One of the conditions for the use of Huawei equipment in UK networks has been oversight of its technology. For example, the UK established the Huawei Cyber Security Evaluation Centre in Oxfordshire, which examines Huawei kit for potential security flaws.
Martin said the way the NCSC is handling Huawei’s presence in UK telecoms networks was an example of its mitigation framework, arguing that it is subject to “detailed, formal oversight”.
“Because of our 15 years of dealings with the company and ten years of a formally agreed mitigation strategy which involves detailed provision of information, we have a wealth of understanding of the company,” he said, noting that Huawei kit is not deployed in any sensitive networks.
Last summer the board that oversees the security of Huawei products used in UK networks warned that it had identified shortcomings in Huawei’s engineering processes that had “exposed new risks in the UK telecommunication networks and long-term challenges in mitigation and management”. The company has promised to address the issues, admitting they may take years to fix.
“We will monitor and report on progress and we will not declare the problems are on the path to being solved unless and until there is clear evidence that this is the case,” said Martin. “We will not compromise on the improvements we need to see from Huawei.”
Martin said that securing 5G is going to be particularly important, given the sorts of networks dependent on it, running anything from autonomous vehicles to smart cities.
For example, Martin said that where the supplier of the technology based was only one factor in terms of security, pointing out that last year his agency blamed Russia for attacks on UK telecoms networks and noting: “As far as we know, those networks didn’t have any Russian kit in them, anywhere. The techniques the Russians used to target those networks were looking for weaknesses in how they were architected and how they were run.”
He said that of the 1,200 significant cyber security incidents the NCSC has managed, the country of origin of technology suppliers has not featured among the main causes for concern in how these attacks were carried out.
Martin said there was a need for higher standards of cyber security across the entire telecommunications sector. “The market does not currently incentivise good cyber security,” he said. He also said networks have to be more resilient. “We must assume that a global supply chain will have multiple vulnerabilities, whether intentional or, more likely, unintentional. Networks are built by human beings and human beings make mistakes. No network can be totally safe.”
While it will be for ministers to take the final decision about whether to allow Huawei kit to be used in 5G networks, the NCSC seems to be indicating that any risk from Huawei can be managed and that banning it might have unpredictable consequences.

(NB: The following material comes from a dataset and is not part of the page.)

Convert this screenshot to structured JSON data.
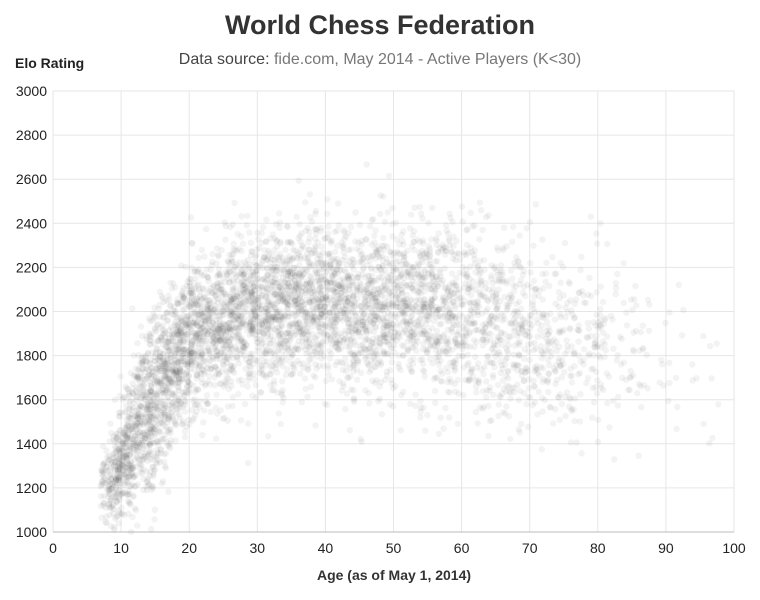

Martin he also warned that a market with a small number of suppliers — which would be one result of any ban on Huawei — could also put security at risk because a company with an “excessively dominant market position” would have no incentive to take cyber security seriously, and would also become the prime target of hackers.
“If you’ve built a telecommunications network in a way that the compromise of one supplier can cause catastrophic national harm, then you’ve built it the wrong way,” he said.